Teheran, Grandisma.com- Kemungkinan penutupan Selat Hormuz oleh Iran telah dililai sebagai bentuk tekanan strategis, dengan dugaan bahwa langkah tersebut ditargetkan kepada Presiden Amerika Serikat Donald Trump.
Klaim dan rencana terkait kawasan jalur pelayaran vital ini telah menarik perhatian luas dari komunitas internasional. Informasi mengenai hal ini disebarluaskan melalui berbagai media massa.
Selat Hormuz merupakan jalur pelaut paling vital bagi perdagangan energi global, dengan sekitar 20 juta barel minyak mentah didistribusikan melalui kawasan tersebut setiap hari.

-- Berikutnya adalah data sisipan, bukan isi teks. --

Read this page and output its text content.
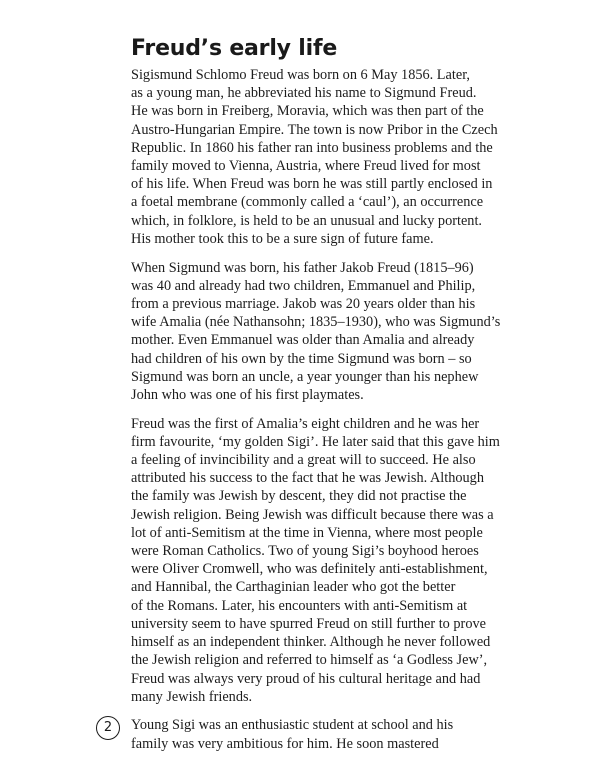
Freud’s early life

Sigismund Schlomo Freud was born on 6 May 1856. Later,
as a young man, he abbreviated his name to Sigmund Freud.
He was born in Freiberg, Moravia, which was then part of the
Austro-Hungarian Empire. The town is now Pribor in the Czech
Republic. In 1860 his father ran into business problems and the
family moved to Vienna, Austria, where Freud lived for most
of his life. When Freud was born he was still partly enclosed in
a foetal membrane (commonly called a ‘caul’), an occurrence
which, in folklore, is held to be an unusual and lucky portent.
His mother took this to be a sure sign of future fame.

When Sigmund was born, his father Jakob Freud (1815–96)
was 40 and already had two children, Emmanuel and Philip,
from a previous marriage. Jakob was 20 years older than his
wife Amalia (née Nathansohn; 1835–1930), who was Sigmund’s
mother. Even Emmanuel was older than Amalia and already
had children of his own by the time Sigmund was born – so
Sigmund was born an uncle, a year younger than his nephew
John who was one of his first playmates.

Freud was the first of Amalia’s eight children and he was her
firm favourite, ‘my golden Sigi’. He later said that this gave him
a feeling of invincibility and a great will to succeed. He also
attributed his success to the fact that he was Jewish. Although
the family was Jewish by descent, they did not practise the
Jewish religion. Being Jewish was difficult because there was a
lot of anti-Semitism at the time in Vienna, where most people
were Roman Catholics. Two of young Sigi’s boyhood heroes
were Oliver Cromwell, who was definitely anti-establishment,
and Hannibal, the Carthaginian leader who got the better
of the Romans. Later, his encounters with anti-Semitism at
university seem to have spurred Freud on still further to prove
himself as an independent thinker. Although he never followed
the Jewish religion and referred to himself as ‘a Godless Jew’,
Freud was always very proud of his cultural heritage and had
many Jewish friends.

Young Sigi was an enthusiastic student at school and his
family was very ambitious for him. He soon mastered

2
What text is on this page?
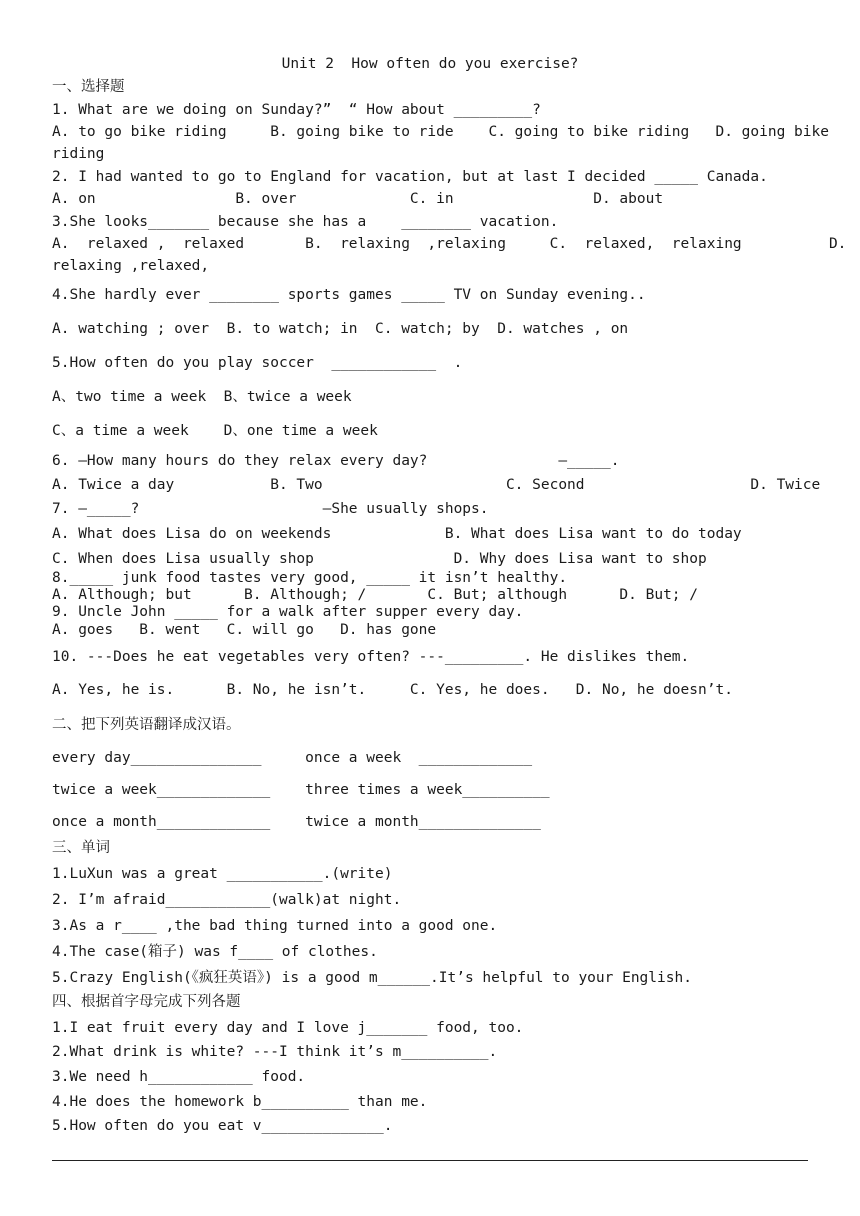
Unit 2  How often do you exercise?
一、选择题
1. What are we doing on Sunday?”  “ How about _________?
A. to go bike riding     B. going bike to ride    C. going to bike riding   D. going bike
riding
2. I had wanted to go to England for vacation, but at last I decided _____ Canada.
A. on                B. over             C. in                D. about
3.She looks_______ because she has a    ________ vacation.
A.  relaxed ,  relaxed       B.  relaxing  ,relaxing     C.  relaxed,  relaxing          D.
relaxing ,relaxed,
4.She hardly ever ________ sports games _____ TV on Sunday evening..
A. watching ; over  B. to watch; in  C. watch; by  D. watches , on
5.How often do you play soccer  ____________  .
A、two time a week  B、twice a week
C、a time a week    D、one time a week
6. —How many hours do they relax every day?               —_____.
A. Twice a day           B. Two                     C. Second                   D. Twice
7. —_____?                     —She usually shops.
A. What does Lisa do on weekends             B. What does Lisa want to do today
C. When does Lisa usually shop                D. Why does Lisa want to shop
8._____ junk food tastes very good, _____ it isn’t healthy.
A. Although; but      B. Although; /       C. But; although      D. But; /
9. Uncle John _____ for a walk after supper every day.
A. goes   B. went   C. will go   D. has gone
10. ---Does he eat vegetables very often? ---_________. He dislikes them.
A. Yes, he is.      B. No, he isn’t.     C. Yes, he does.   D. No, he doesn’t.
二、把下列英语翻译成汉语。
every day_______________     once a week  _____________
twice a week_____________    three times a week__________
once a month_____________    twice a month______________
三、单词
1.LuXun was a great ___________.(write)
2. I’m afraid____________(walk)at night.
3.As a r____ ,the bad thing turned into a good one.
4.The case(箱子) was f____ of clothes.
5.Crazy English(《疯狂英语》) is a good m______.It’s helpful to your English.
四、根据首字母完成下列各题
1.I eat fruit every day and I love j_______ food, too.
2.What drink is white? ---I think it’s m__________.
3.We need h____________ food.
4.He does the homework b__________ than me.
5.How often do you eat v______________.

Sekitar sepertiga dari total ekspor minyak dunia melewati jalur yang menghubungkan Teluk Persia dengan Teluk Oman ini. Pentingnya kawasan ini dikenal oleh seluruh negara di dunia.
Baru-baru ini, klaim mengenai kontrol penuh atas wilayah Selat Hormuz telah dibuat oleh pihak Iran.
Pernyataan ini muncul di tengah meningkatnya ketegangan dengan Amerika Serikat, terutama seiring dengan rencana latihan militer IRGC yang akan diadakan pada tanggal 1 hingga 2 Februari 2026. Rencana ini diumumkan secara resmi pada hari Jum’at (30/1/2026).
Rencana latihan tembak langsung oleh Angkatan Laut Korps Gerda Revolusi Iran (IRGC) telah mendapat tanggapan dari Komando Pusat AS Senkom.
Peringatan agar Iran menahan diri dari tindakan provokatif disampaikan secara tegas. Selain itu, juga ditegaskan bahwa aktivitas militer harus dilakukan secara profesional dan sesuai aturan yang berlaku.
Penutupan Selat Hormuz dililai sebagai langkah strategis yang dapat memberi tekanan langsung kepada Presiden Donald Trump.
Hal ini dikarenakan langkah tersebut berpotensi menyebabkan lonjakan harga minyak dunia yang signifikan yang akan dirasakan secara luas di seluruh dunia.
Dampak ini diprediksi akan memberikan pengaruh besar terhadap kebijakan ekonomi AS.
Peningkatan harga minyak dunia diperkirakan akan secara otomatis menaikkan laju inflasi baik di Amerika Serikat maupun secara global.
Dampak ekonomi ini dianggap sebagai bentuk tekanan yang dapat mempengaruhi kebijakan pemerintah AS yang ditetapkan oleh Presiden Trump.
Analisis mengenai hal ini dikeluarkan oleh berbagai lembaga ekonomi internasional.
Meski demikian, langkah penutupan juga berisiko merugikan Iran sendiri. Seluruh ekspor minyak negara tersebut bergantung pada jalur Selat Hormuz, sehingga aktivitas ekonomi Teheran juga berpotensi terganggu secara signifikan.
Selain itu, tindakan penutupan juga dapat menyeret negara-negara Teluk ke dalam konflik untuk melindungi kepentingan ekonomi mereka.
Pihak AS telah menegaskan bahwa segala bentuk ancaman di jalur pelayaran internasional tidak dapat ditoleransi.
Tindakan yang membahayakan personel atau kendaraan militer AS akan dapatkan respons tegas, termasuk jika terjadi gangguan pada lalu lintas pelayaran.
Perkiraan mengenai tujuan strategis di balik potensi penutupan terus menjadi bahan analisis mendalam oleh para ahli internasional.